An Open Label, Randomized, Two-period, Crossover Study to Assess the Effect of Food on Fixed Dose Combination Dapagliflozin/Metformin Tablet (5 mg/1000 mg) in Healthy Male and Female Volunteers
Overview
- Phase
- Phase 1
- Intervention
- Dapagliflozin/Metformin
- Conditions
- Healthy
- Sponsor
- AstraZeneca
- Enrollment
- 18
- Locations
- 1
- Primary Endpoint
- To assess the effect of food on the pharmacokinetics of dapagliflozin and metformin.
- Status
- Completed
- Last Updated
- 13 years ago
Overview
Brief Summary
The purpose of this study is to determine whether treatment with a fixed dose combination dapagliflozin/metformin tablet is affected by food.
Investigators
Eligibility Criteria
Inclusion Criteria
- •BMI 18-30 kg/m2
Exclusion Criteria
- •History of clinically significant illness.

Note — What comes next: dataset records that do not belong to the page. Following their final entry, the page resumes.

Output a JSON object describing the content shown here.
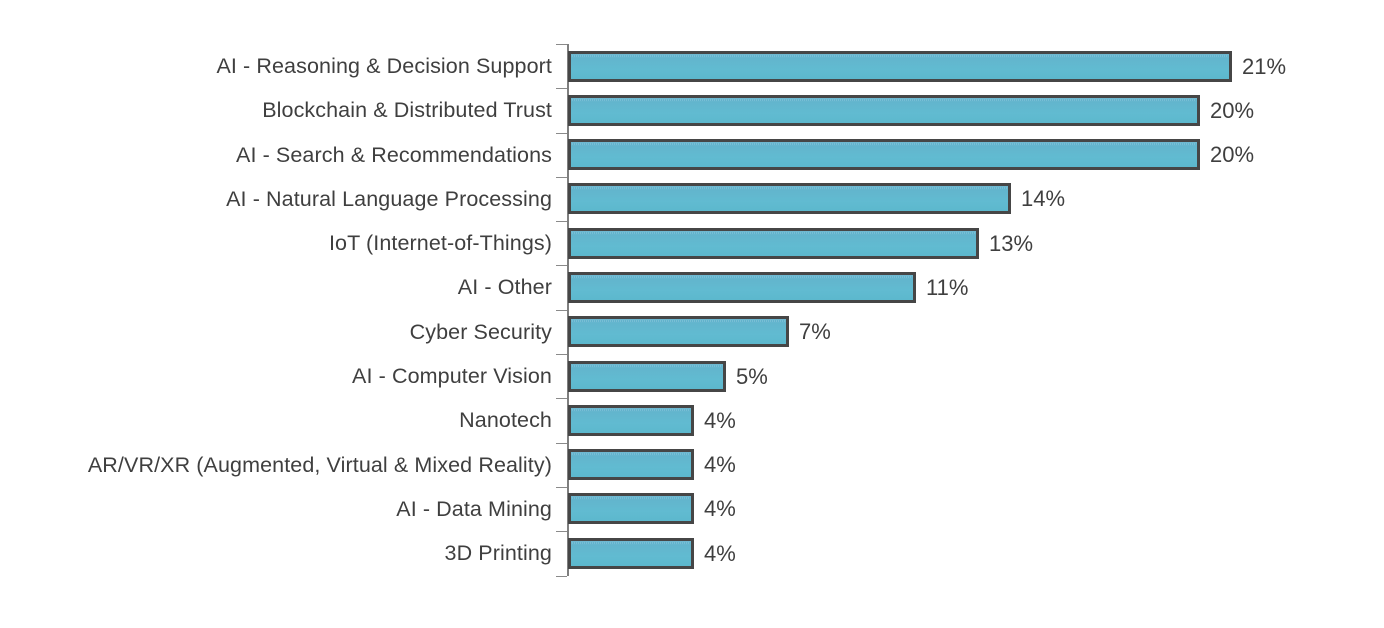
{
  "chart_data": {
    "type": "bar",
    "orientation": "horizontal",
    "title": "",
    "subtitle": "",
    "xlabel": "",
    "ylabel": "",
    "xlim": [
      0,
      22.5
    ],
    "grid": false,
    "legend": false,
    "value_suffix": "%",
    "categories": [
      "AI - Reasoning & Decision Support",
      "Blockchain & Distributed Trust",
      "AI - Search & Recommendations",
      "AI - Natural Language Processing",
      "IoT (Internet-of-Things)",
      "AI - Other",
      "Cyber Security",
      "AI - Computer Vision",
      "Nanotech",
      "AR/VR/XR (Augmented, Virtual & Mixed Reality)",
      "AI - Data Mining",
      "3D Printing"
    ],
    "values": [
      21,
      20,
      20,
      14,
      13,
      11,
      7,
      5,
      4,
      4,
      4,
      4
    ],
    "data_labels": [
      "21%",
      "20%",
      "20%",
      "14%",
      "13%",
      "11%",
      "7%",
      "5%",
      "4%",
      "4%",
      "4%",
      "4%"
    ],
    "colors": {
      "bar_fill_top": "#6fb9d2",
      "bar_fill_bottom": "#5cb8cd",
      "bar_border": "#464646",
      "text": "#3f3f3f",
      "axis": "#7f7f7f",
      "background": "#ffffff"
    }
  }
}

- •History of alcohol or drug abuse
Arms & Interventions
1
Dapagliflozin/metformin tablet, high fat, high calorie breakfast day 1, visit 2, 7-14 days wash-out, Dapagliflozin/metformin tablet, fasting conditions day 1, visit 3.
Intervention: Dapagliflozin/Metformin
2
Dapagliflozin/metformin tablet, fasting conditions day 1, visit 2, 7-14 days wash-out, Dapagliflozin/metformin tablet, high fat, high calorie breakfast day 1, visit 3.

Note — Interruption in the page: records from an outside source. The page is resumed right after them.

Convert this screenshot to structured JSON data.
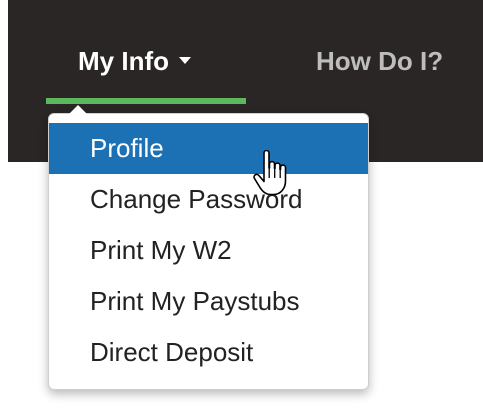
{
  "navbar": {
    "items": [
      {
        "label": "My Info",
        "active": true
      },
      {
        "label": "How Do I?",
        "active": false
      }
    ],
    "background": "#2b2626",
    "active_underline_color": "#5cb85c"
  },
  "dropdown": {
    "items": [
      {
        "label": "Profile",
        "highlighted": true
      },
      {
        "label": "Change Password",
        "highlighted": false
      },
      {
        "label": "Print My W2",
        "highlighted": false
      },
      {
        "label": "Print My Paystubs",
        "highlighted": false
      },
      {
        "label": "Direct Deposit",
        "highlighted": false
      }
    ],
    "highlight_color": "#1c71b5"
  },
  "cursor": {
    "icon": "hand-pointer-icon"
  }
}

Intervention: Dapagliflozin/Metformin
Outcomes
Primary Outcomes
To assess the effect of food on the pharmacokinetics of dapagliflozin and metformin.
Time Frame: Serial PK sampling will be done on Days 1-4 at visit 2 and 3.

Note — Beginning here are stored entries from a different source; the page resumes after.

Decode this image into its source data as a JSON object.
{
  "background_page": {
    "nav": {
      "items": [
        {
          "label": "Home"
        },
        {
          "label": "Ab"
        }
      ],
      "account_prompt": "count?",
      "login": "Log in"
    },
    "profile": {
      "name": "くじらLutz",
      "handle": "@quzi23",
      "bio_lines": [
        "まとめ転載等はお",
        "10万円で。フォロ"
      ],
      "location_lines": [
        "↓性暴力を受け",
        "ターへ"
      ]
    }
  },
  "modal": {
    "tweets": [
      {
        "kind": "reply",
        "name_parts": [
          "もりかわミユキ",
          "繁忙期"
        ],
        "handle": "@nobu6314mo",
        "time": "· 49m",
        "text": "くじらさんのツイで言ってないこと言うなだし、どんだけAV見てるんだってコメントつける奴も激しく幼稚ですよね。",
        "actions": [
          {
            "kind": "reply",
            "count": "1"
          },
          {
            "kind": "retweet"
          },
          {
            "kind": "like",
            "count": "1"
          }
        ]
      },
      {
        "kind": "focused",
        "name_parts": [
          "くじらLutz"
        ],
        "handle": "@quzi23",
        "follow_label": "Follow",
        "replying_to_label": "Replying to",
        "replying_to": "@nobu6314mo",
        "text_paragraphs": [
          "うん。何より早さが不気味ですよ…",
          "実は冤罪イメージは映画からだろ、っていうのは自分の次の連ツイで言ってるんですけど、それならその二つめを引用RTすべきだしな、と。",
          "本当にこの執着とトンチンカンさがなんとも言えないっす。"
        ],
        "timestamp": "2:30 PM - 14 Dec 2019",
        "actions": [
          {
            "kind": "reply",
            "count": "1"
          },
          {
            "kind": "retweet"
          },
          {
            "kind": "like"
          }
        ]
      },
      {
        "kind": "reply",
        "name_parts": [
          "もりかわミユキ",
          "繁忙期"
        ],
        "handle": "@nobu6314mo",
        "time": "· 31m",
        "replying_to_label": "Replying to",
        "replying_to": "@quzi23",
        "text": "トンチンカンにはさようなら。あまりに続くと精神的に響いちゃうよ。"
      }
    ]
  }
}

primary - single dose Cmax, AUCinf, AUC(0-t) of dapagliflozin and metformin.. secondary - single dose tmax, t1/2 of dapagliflozin and metformin
Secondary Outcomes
- To examine the safety and tolerability of the fixed-dose combination tablet of dapagliflozin and metformin.(ECG at screening and follow-up. BP/pulse at screening, once daily during residential period and at follow-up. Clinical chemistry, haematology, and urine analyses at screening, day-1, day 4, and at follow-up.)